Where were you when you heard the news, when you realized that the world had lost its greatest entertainer? I was in my living room, watching TV, shaking my head and wondering what life would be like without George Carlin.
That was a year ago. I just couldn’t believe the brilliant comedian was gone.
I had the same feeling when I heard that Michael Jackson had died, a feeling that the world had lost a talent it would never see again, at least not for another millennium, when someone develops a time machine.
Jackson was to my generation what Neil Armstrong was to the previous one. Armstrong was the first man to walk on the moon, but until Jackson came along, many of us had never seen the moonwalk.
He was no astronaut, of course, but nobody could rocket up the music charts like him. During his peak, he had more No. 1 singles than anyone else, more hits than the entire lineup of the Chicago Cubs.
He became known as the “King of Pop,” easily outshining all contenders for the title, even that Indian man who had set a world record for bursting balloons.
He gave us an album called “Thriller” –- and what a thrill it was, the best investment a music fan could make, aside from taking Madonna on a date.

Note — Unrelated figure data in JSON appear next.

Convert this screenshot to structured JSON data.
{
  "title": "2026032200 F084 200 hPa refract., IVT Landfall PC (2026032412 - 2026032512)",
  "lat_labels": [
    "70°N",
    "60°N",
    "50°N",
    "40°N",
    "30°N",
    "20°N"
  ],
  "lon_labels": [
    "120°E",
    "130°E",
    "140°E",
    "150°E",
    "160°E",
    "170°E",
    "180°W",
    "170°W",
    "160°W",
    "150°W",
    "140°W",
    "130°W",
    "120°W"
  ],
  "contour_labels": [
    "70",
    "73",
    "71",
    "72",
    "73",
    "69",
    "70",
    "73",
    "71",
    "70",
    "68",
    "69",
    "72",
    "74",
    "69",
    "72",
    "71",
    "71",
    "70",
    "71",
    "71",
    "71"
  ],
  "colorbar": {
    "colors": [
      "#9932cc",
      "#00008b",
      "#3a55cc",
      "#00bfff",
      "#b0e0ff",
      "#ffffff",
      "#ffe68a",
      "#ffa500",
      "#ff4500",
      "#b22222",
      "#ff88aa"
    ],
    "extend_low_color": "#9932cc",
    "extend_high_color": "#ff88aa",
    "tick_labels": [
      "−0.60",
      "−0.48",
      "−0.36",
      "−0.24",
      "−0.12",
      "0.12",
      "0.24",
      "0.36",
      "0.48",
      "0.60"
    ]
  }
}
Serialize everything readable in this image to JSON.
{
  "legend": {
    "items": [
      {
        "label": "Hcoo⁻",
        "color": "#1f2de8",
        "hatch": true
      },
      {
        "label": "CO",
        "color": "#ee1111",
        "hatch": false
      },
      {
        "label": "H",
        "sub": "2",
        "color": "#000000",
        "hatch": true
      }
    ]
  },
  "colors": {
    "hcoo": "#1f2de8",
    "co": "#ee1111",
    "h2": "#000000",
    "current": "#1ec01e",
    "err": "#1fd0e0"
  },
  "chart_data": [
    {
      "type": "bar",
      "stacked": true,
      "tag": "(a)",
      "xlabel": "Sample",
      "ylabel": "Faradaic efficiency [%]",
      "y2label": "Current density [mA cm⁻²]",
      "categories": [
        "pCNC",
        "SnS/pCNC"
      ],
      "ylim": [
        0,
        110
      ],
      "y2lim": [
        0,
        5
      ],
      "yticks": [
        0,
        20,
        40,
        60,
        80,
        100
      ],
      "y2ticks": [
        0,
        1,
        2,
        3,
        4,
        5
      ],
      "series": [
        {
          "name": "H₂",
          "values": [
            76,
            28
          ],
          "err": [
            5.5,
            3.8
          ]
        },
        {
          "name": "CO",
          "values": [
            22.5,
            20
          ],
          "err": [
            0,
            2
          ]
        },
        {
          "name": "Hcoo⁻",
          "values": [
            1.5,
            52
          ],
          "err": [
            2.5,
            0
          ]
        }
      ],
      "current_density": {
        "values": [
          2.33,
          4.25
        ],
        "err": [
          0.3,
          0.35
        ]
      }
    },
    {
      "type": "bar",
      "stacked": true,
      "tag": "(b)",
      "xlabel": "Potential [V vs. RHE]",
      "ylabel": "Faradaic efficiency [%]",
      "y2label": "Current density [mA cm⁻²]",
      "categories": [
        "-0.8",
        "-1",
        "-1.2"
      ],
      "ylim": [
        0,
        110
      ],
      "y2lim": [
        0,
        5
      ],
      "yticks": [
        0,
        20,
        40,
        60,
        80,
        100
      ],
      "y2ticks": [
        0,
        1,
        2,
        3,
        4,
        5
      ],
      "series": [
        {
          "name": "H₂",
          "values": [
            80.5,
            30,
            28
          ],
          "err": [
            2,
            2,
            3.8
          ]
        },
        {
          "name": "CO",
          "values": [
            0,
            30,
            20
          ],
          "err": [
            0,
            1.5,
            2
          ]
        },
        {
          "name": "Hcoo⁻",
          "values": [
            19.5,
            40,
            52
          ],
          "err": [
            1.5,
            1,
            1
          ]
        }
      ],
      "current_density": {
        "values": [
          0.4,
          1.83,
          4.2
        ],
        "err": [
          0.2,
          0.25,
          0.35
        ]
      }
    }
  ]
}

His mega-hit “Beat it” soared to No. 1 on several charts around the world, so popular that Ayatollah Khomeini, concerned about the influence of American popular culture, instructed the youths of Iran to stop “beating it.”
He had seven hits on the Billboard Top Ten in one week, a truly astonishing feat, as amazing as when Kanye West managed to read seven pages of a book in one week.
His unrivaled dancing and stellar singing combined to give concert-goers a super-charged performance like no other. Even the Amish people were impressed. They had never seen anything so electric.
That he was a brilliant performer, a true musical genius, no one can deny. He set the bar so high, it’s far beyond the reach of today’s generation of bar-hoppers.
But Jackson also had “issues,” lots of them. The tabloids dubbed him “Wacko Jacko” and wrote headlines about anything strange he did, whether he lay in an oxygen chamber, dangled his baby over a balcony, or spread mustard over his hot dogs.
Plastic surgery turned him into a caricature of the handsome man on the cover of “Thriller.” It was a crime that unfolded before our eyes, but the police never filed charges against his plastic surgeon. No one else in American history has gotten away so easily with defacing a national treasure.
Jackson loved to play with children, entertaining them on Neverland Ranch. On two occasions, he was accused of sexual abuse, charges that didn’t land him in prison, but tainted his legacy and caused parents to warn their children that Jackson’s home was most definitely “never land.”
After an acquittal on the second charge, he took refuge in Bahrain, but was planning to return to the limelight with a concert series in London. The concerts sold out within a few hours, a testament to his enduring popularity. Despite all his problems, it was hard not to love him, like that tattered doll my daughter just won’t throw out.
So how should we remember him? As the greatest performer of our era, a man whose musical career approached perfection, whose life never quite did.